Since the Industrial Revolution, it is obvious that most complex technological

systems are applied science. But it has been thoroughly discussed in this course

that it wasn’t always this way. For all of human history until the 18th century,

technology was just technology, with little to no science used to develop it. We are

constantly told that our lifetimes are just a tiny speck on the timeline of history. But

the issue can be viewed in an entirely different way.

How much life has actually been lived? The Population Reference Bureau

estimates that anywhere between 6%-50% of the people that ever lived, are alive

right now, with the range depending on a large number of factors. (

But even taking the conservative side of that estimate, when combined with the

fact that life-spans are at an all time high for human history, we can say that, most

likely, somewhere around half of the human experiences that have ever happened

will happen in this generation. Are we really just a tiny blip on the timeline? If you

consider human history to be the actual total amount of time lived by humans

(human history = time x population), then surely at least half of “human history”

has occurred since the Industrial Revolution. Let’s combine this perspective with the

fact that life is changing at a much more rapid pace than it ever has. For most of

human history (using the traditional definition), people lived the same way – in a

Paleolithic lifestyle, or a Neolithic lifestyle. From 200,000 years ago until 12,000

years ago, how many technological systems existed? There were no inventors, no

entrepreneurs, and no rapid, abrupt changes to way people lived. This rapid

advancement of culture and introduction of numerous technological systems every

day is a phenomenon that has only been occurring since the Industrial Revolution. It

would not be unreasonable to guess that for every technological system that

existed on earth from 200,000 BC to 10,000 BC, the same number of technological

systems will be invented in 2009. Considering population increase and the rate at

which inventions happen compared to the Paleolithic era, this is probably a

conservative estimate.

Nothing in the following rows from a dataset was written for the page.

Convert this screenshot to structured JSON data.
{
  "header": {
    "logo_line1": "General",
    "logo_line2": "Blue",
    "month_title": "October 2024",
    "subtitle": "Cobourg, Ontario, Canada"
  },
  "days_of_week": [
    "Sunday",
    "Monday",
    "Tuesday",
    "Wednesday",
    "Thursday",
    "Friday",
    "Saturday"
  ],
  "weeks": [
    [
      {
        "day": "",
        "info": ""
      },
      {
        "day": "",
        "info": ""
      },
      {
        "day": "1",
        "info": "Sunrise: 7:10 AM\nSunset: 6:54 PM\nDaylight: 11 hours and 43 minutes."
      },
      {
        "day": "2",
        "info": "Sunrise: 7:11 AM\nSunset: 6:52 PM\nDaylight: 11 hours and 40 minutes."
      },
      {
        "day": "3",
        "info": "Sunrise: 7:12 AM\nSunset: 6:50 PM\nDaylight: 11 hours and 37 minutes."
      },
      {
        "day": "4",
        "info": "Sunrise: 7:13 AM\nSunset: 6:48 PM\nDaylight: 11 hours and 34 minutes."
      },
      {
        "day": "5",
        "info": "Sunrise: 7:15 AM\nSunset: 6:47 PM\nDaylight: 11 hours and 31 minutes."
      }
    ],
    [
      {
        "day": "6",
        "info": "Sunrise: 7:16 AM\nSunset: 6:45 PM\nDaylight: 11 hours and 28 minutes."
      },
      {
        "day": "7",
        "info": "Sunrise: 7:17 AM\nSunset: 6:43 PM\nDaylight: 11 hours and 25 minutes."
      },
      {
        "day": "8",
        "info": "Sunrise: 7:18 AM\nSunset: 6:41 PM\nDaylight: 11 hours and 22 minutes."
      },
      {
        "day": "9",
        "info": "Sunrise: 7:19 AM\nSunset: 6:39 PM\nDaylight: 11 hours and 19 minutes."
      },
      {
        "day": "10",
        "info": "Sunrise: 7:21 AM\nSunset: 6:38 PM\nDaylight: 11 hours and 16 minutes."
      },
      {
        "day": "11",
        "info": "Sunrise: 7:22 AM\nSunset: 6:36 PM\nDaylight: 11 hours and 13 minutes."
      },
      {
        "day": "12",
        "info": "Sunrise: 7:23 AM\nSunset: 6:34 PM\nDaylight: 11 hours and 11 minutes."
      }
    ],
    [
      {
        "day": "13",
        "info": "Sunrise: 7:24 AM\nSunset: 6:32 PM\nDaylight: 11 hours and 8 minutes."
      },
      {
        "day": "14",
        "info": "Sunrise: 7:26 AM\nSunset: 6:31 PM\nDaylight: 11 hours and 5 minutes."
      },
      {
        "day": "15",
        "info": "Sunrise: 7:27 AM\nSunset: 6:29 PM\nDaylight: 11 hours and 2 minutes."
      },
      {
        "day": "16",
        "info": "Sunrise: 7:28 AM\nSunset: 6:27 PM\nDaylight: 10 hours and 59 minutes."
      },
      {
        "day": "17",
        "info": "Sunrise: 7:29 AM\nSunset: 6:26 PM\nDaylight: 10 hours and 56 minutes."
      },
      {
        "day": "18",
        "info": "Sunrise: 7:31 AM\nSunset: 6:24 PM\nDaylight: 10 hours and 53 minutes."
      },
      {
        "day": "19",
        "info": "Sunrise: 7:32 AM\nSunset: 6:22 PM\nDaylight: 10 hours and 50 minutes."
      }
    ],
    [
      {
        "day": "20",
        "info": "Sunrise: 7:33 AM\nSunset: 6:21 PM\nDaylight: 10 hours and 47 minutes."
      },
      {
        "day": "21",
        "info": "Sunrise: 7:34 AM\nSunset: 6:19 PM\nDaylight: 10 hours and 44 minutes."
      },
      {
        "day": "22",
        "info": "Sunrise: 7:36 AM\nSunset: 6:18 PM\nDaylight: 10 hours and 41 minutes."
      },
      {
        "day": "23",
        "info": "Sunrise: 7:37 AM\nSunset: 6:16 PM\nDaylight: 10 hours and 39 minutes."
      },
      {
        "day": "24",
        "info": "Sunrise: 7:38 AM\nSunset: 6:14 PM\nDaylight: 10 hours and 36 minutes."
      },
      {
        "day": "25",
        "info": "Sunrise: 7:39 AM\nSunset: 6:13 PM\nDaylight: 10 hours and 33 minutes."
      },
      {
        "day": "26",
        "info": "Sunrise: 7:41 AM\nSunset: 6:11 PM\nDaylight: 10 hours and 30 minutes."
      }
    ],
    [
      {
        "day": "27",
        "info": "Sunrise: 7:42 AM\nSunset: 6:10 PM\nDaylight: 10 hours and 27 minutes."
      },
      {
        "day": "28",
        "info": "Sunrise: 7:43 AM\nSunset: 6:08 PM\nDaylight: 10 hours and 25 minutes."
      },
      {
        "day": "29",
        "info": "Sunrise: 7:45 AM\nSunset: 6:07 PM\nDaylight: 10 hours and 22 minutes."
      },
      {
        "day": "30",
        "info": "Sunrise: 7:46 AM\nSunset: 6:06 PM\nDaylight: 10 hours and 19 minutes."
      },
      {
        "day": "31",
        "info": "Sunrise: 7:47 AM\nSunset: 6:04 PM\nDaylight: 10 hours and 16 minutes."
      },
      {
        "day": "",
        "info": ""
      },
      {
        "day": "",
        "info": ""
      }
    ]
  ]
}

When using the new perspective on what “human history”

means, and considering the rate at which technological systems come into being,

we realize that the vast majority of all technological systems ever created are, in

fact, applied sciences.

The E-ZPass, while not fascinating in itself, can be used as an example to

determine the boundaries of technological system in general, and the nature of

those systems. Are all technological systems applied sciences? If not, how many?

While it is true that for most of human history, technology was not applied science,

if we consider the fact that most of the human experiences that have ever

happened in history have happened since the Industrial Revolution, and the vast

majority of all technological systems have been invented since the Industrial

Revolution, this new perspective quickly shows us that the vast majority of

technology that has ever existed is, in fact, applied science.